China accounted for around 30% of Toto’s profits last year, but the company’s spokesperson said it couldn’t comment on specific transactions, especially if it had deals with Evergrande.
Other potential suppliers to Chinese home builders and builders were also caught in the fray, with air conditioner maker Daikin (6367.T) losing 4.7%.
Almost a quarter of Daikin’s air conditioner sales came from China in the last fiscal year, compared to 13-16% in previous years.
Paint maker Nippon Paint Holding (4612.T), for which China is by far the largest market, fell 7.5%.
Construction machinery manufacturers, which have long benefited from China’s construction boom, also suffered, with Komatsu (6301.T) losing 5.4% and Hitachi Construction Machinery (6305.T) losing 5.5%.
Investors also ditched SoftBank Group (9984.T), a big investor in Alibaba and other Chinese tech companies, fearing Beijing would continue to tighten its grip on them.
Shares of SoftBank Group fell 5.0% as US-listed Alibaba shares hit their lowest level in two years on Monday.
Tomoichiro Kubota, senior strategist at Matsui Securities, said the damage could spread to more companies if China’s slowdown becomes more evident.
“It seems that the Chinese authorities are cracking down on outright luxury, which seems to have the support of the Chinese public.
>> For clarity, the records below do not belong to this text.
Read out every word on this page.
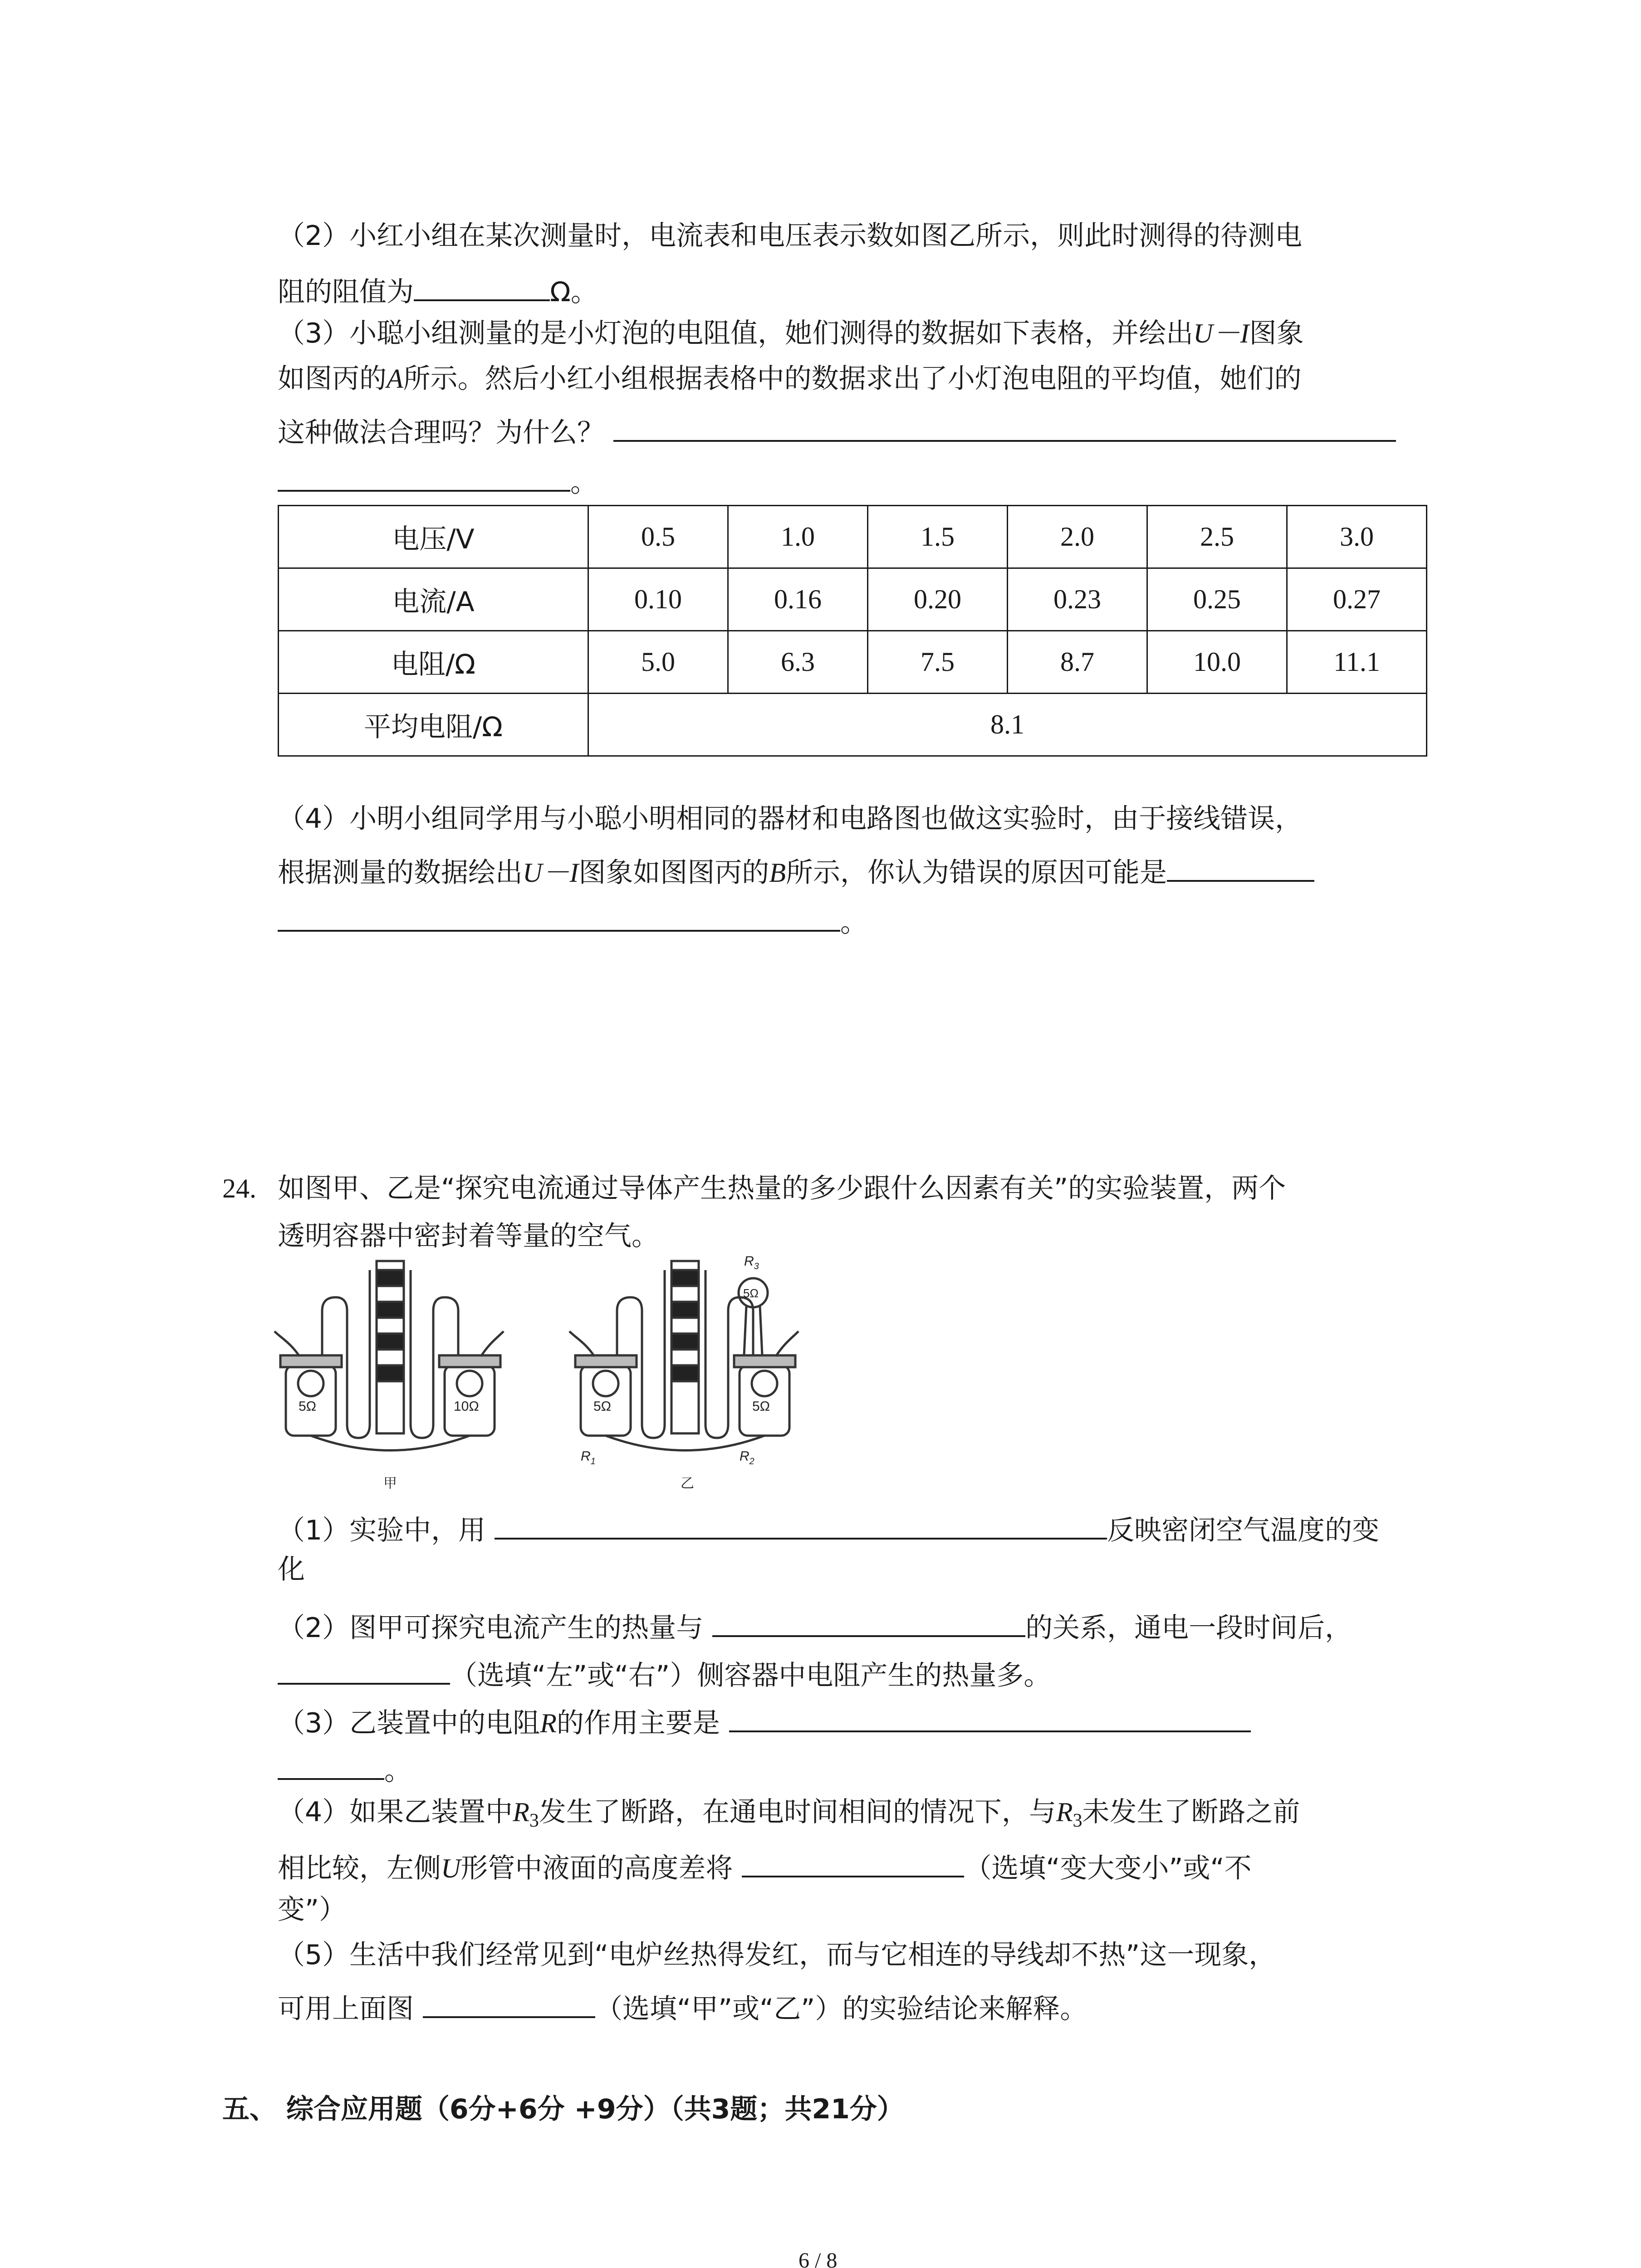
（2）小红小组在某次测量时，电流表和电压表示数如图乙所示，则此时测得的待测电
阻的阻值为	Ω。
（3）小聪小组测量的是小灯泡的电阻值，她们测得的数据如下表格，并绘出U－I图象
如图丙的A所示。然后小红小组根据表格中的数据求出了小灯泡电阻的平均值，她们的
这种做法合理吗？为什么？
。
电压/V	0.5	1.0	1.5	2.0	2.5	3.0
电流/A	0.10	0.16	0.20	0.23	0.25	0.27
电阻/Ω	5.0	6.3	7.5	8.7	10.0	11.1
平均电阻/Ω	8.1					
（4）小明小组同学用与小聪小明相同的器材和电路图也做这实验时，由于接线错误，
根据测量的数据绘出U－I图象如图图丙的B所示，你认为错误的原因可能是
。
24. 如图甲、乙是“探究电流通过导体产生热量的多少跟什么因素有关”的实验装置，两个
透明容器中密封着等量的空气。
5Ω	10Ω
甲
5Ω	5Ω
5Ω
$R_3$
$R_1$	$R_2$
乙
（1）实验中，用	反映密闭空气温度的变
化
（2）图甲可探究电流产生的热量与	的关系，通电一段时间后，
（选填“左”或“右”）侧容器中电阻产生的热量多。
（3）乙装置中的电阻R的作用主要是
。
（4）如果乙装置中$R_3$发生了断路，在通电时间相间的情况下，与$R_3$未发生了断路之前
相比较，左侧U形管中液面的高度差将	（选填“变大变小”或“不
变”）
（5）生活中我们经常见到“电炉丝热得发红，而与它相连的导线却不热”这一现象，
可用上面图	（选填“甲”或“乙”）的实验结论来解释。
五、 综合应用题（6分+6分 +9分）（共3题；共21分）
6 / 8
It looks a bit like the post-bubble era in Japan, when high house prices were seen as bad for people. ordinary. “
While many Japanese companies depend on Chinese demand, Japanese institutional investors have relatively limited exposure to Chinese assets.
Japan’s largest investor, the Government Pension Investment Fund (GPIF), had 9.673 billion yen ($ 88.31 million) exposure to Evergrande in March, 5.9 billion yen in bonds and 3.7 billion yen in yen in stocks, out of its 186.1 trillion yen ($ 1.70 trillion) assets.
($ 1 = 109.53 yen)
Reporting by Hideyuki Sano and Shinji Kitamura Editing by Robert Birsel
Our Standards: Thomson Reuters Trust Principles.